And once I'm done that, Fahrenheit 451 by Ray Bradbury is lined up.
I have way too much time on my hands
I wanna see movies of my dreams
I read the first 20 pages or so of Embassytown by China Miéville, but I couldn't get into it for some reason so I returned it. I'll try it again some other time. I read four Kurt Vonnuget books instead. (Cat's Cradle, Slaughterhouse Five, Slapstick, and Breakfast for Champions) He's quickly becoming my new favorite writer.
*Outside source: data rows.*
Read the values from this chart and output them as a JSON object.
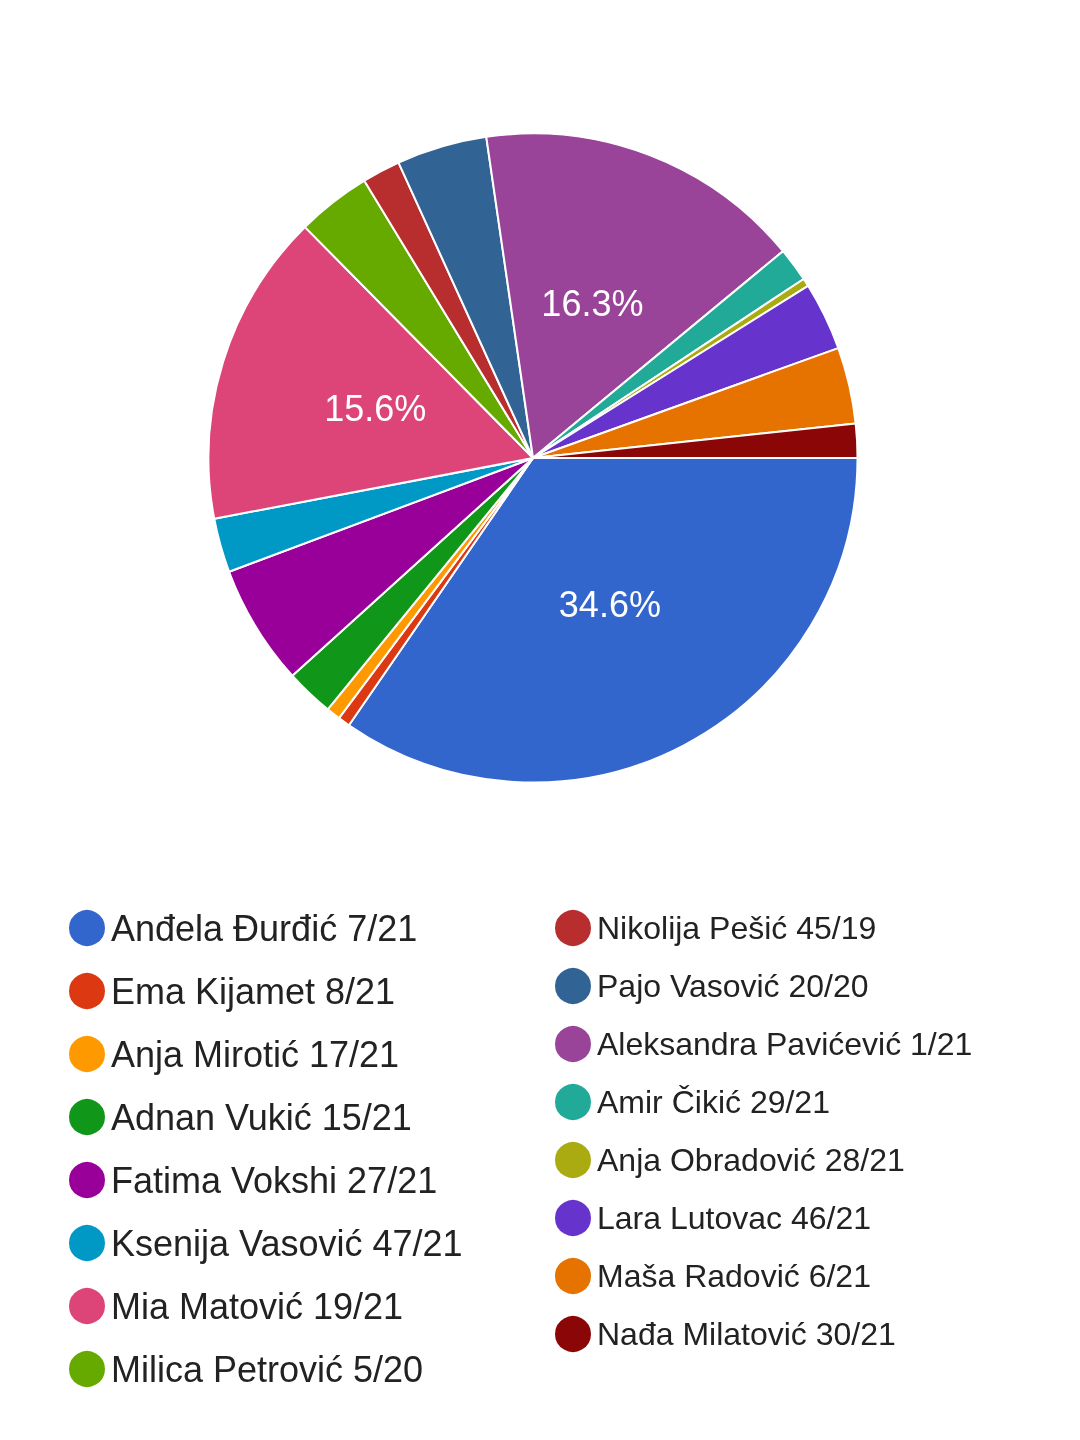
{
  "chart_data": {
    "type": "pie",
    "categories": [
      "Anđela Đurđić 7/21",
      "Ema Kijamet 8/21",
      "Anja Mirotić 17/21",
      "Adnan Vukić 15/21",
      "Fatima Vokshi 27/21",
      "Ksenija Vasović 47/21",
      "Mia Matović 19/21",
      "Milica Petrović 5/20",
      "Nikolija Pešić 45/19",
      "Pajo Vasović 20/20",
      "Aleksandra Pavićević 1/21",
      "Amir Čikić 29/21",
      "Anja Obradović 28/21",
      "Lara Lutovac 46/21",
      "Maša Radović 6/21",
      "Nađa Milatović 30/21"
    ],
    "values": [
      34.6,
      0.6,
      0.7,
      2.4,
      6.0,
      2.7,
      15.6,
      3.7,
      1.9,
      4.5,
      16.3,
      1.7,
      0.4,
      3.4,
      3.8,
      1.7
    ],
    "value_labels": [
      "34.6%",
      null,
      null,
      null,
      null,
      null,
      "15.6%",
      null,
      null,
      null,
      "16.3%",
      null,
      null,
      null,
      null,
      null
    ],
    "colors": [
      "#3366cc",
      "#dc3912",
      "#ff9900",
      "#109618",
      "#990099",
      "#0099c6",
      "#dd4477",
      "#66aa00",
      "#b82e2e",
      "#316395",
      "#994499",
      "#22aa99",
      "#aaaa11",
      "#6633cc",
      "#e67300",
      "#8b0707"
    ],
    "legend": "bottom"
  }
}
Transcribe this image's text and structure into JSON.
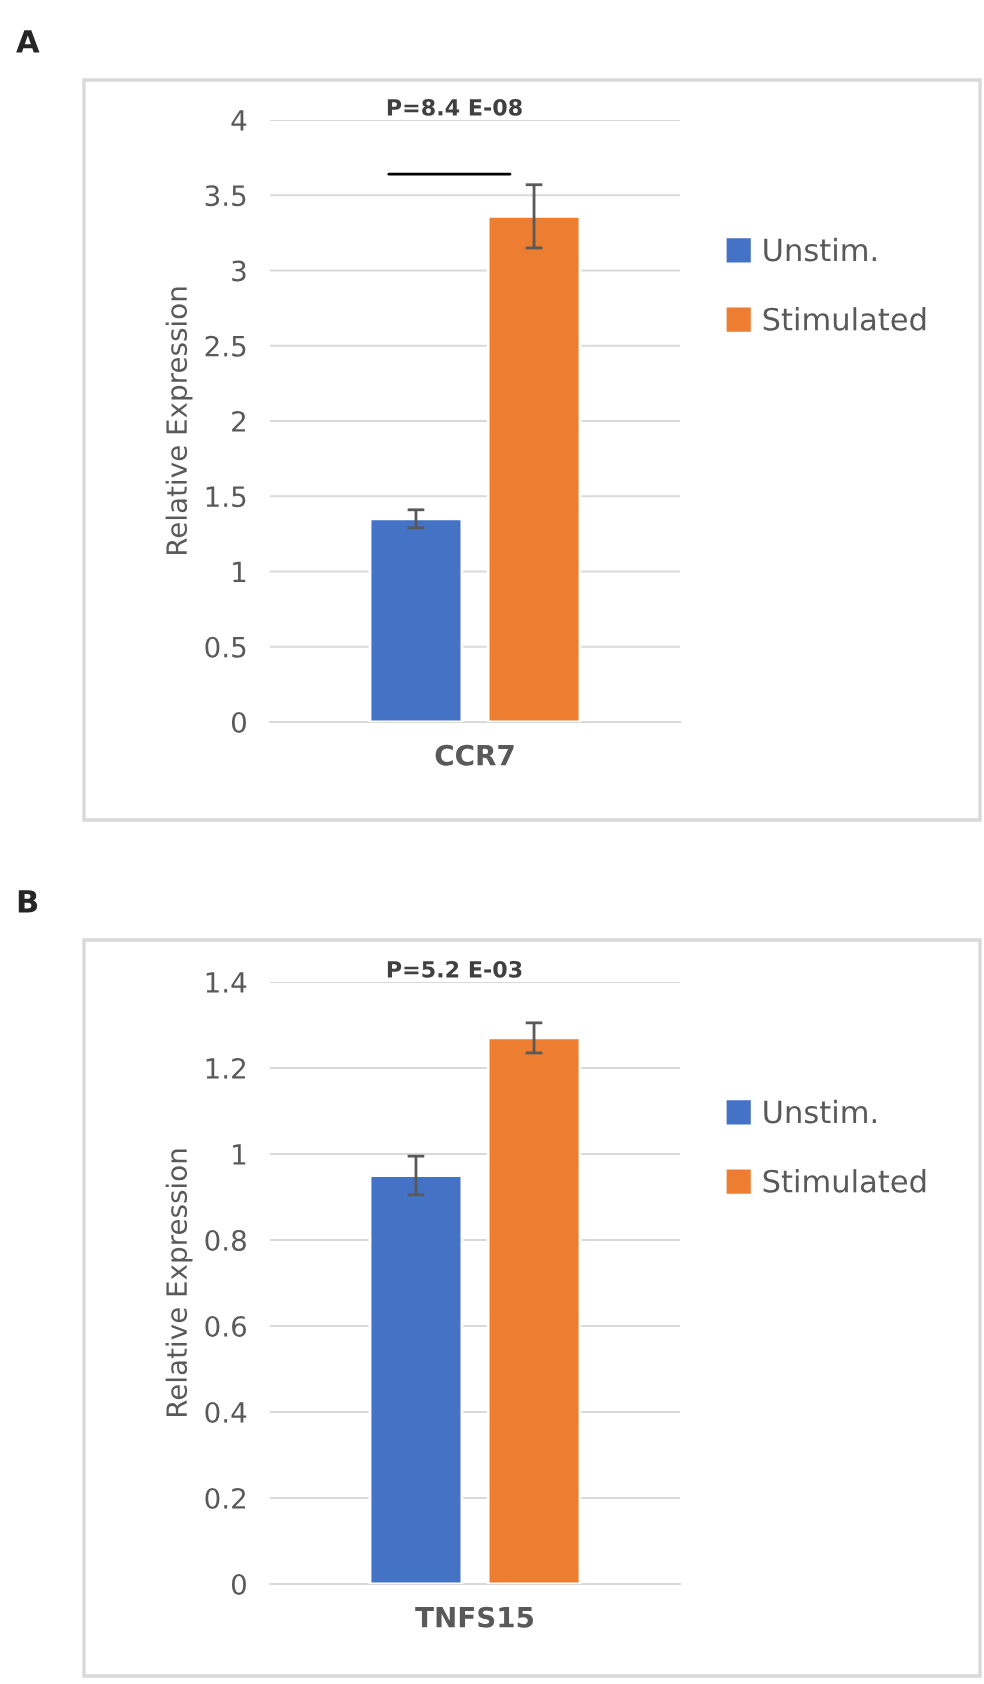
{
  "chart_data": [
    {
      "type": "bar",
      "title": "A",
      "ylabel": "Relative Expression",
      "categories": [
        "CCR7"
      ],
      "series": [
        {
          "name": "Unstim.",
          "color": "#4472c4",
          "values": [
            1.35
          ],
          "errors": [
            0.06
          ]
        },
        {
          "name": "Stimulated",
          "color": "#ed7d31",
          "values": [
            3.36
          ],
          "errors": [
            0.21
          ]
        }
      ],
      "ylim": [
        0,
        4
      ],
      "yticks": [
        0,
        0.5,
        1,
        1.5,
        2,
        2.5,
        3,
        3.5,
        4
      ],
      "grid": "y",
      "legend": "right",
      "annotations": [
        "P=8.4 E-08"
      ]
    },
    {
      "type": "bar",
      "title": "B",
      "ylabel": "Relative Expression",
      "categories": [
        "TNFS15"
      ],
      "series": [
        {
          "name": "Unstim.",
          "color": "#4472c4",
          "values": [
            0.95
          ],
          "errors": [
            0.045
          ]
        },
        {
          "name": "Stimulated",
          "color": "#ed7d31",
          "values": [
            1.27
          ],
          "errors": [
            0.035
          ]
        }
      ],
      "ylim": [
        0,
        1.4
      ],
      "yticks": [
        0,
        0.2,
        0.4,
        0.6,
        0.8,
        1,
        1.2,
        1.4
      ],
      "grid": "y",
      "legend": "right",
      "annotations": [
        "P=5.2 E-03"
      ]
    }
  ]
}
I read The Fluttering Veil by Leleand B. Yeager a while back, which is a collection of essays on monetary disequilibrium (recessions, inflation, money, and all that jazz). The first essay, A cash-Balance Interpretation of Depresssion, is a work of art. Written in 1956, but it's still one of the best explanations I've read of today's recession. Yeager is damn good communicator of economics. Very underrated. So I just picked up his Foreign Trade and U.S. Policy: The Case for Free International Trade. Going through it now.
Finished We by Yevgeny Zamyatin the other day, often called the first dystopian novel. It was really good, quite exciting.
I then read the first book in The Hunger Games. I think I would have liked it more had I not seen the film, but it was still pretty good, a page-turner.
And now I'm reading Milan Kundera's collection of short stories, Laughable Loves. I read one of these stories a few months back ("The Hitchhiker's Game") and thought it was amazing, so hopefully the rest of them live up to my expectations.
I wanna see movies of my dreams
Just finished "You Are Not a Gadget" by Jaron Lanier.
It was... alright. It's a mix of some intriguing points about the infrastructure and 'culture' of the internet mixed with more general judgments on the newest generation's levels of creativity and some unfortunately unworkable ideas about revolutionizing content distribution.
Found it much harder to get through than I should have. 6/10.
I'm somewhere in the middle of "Surely You're Joking, Mr. Feynman" by Richard Feynman and The Editors. Nice style, bunch of cool stories. I'll probably finish it tomorrow.
Only just finished Lord of the Flies. Loved it. Deeply moving.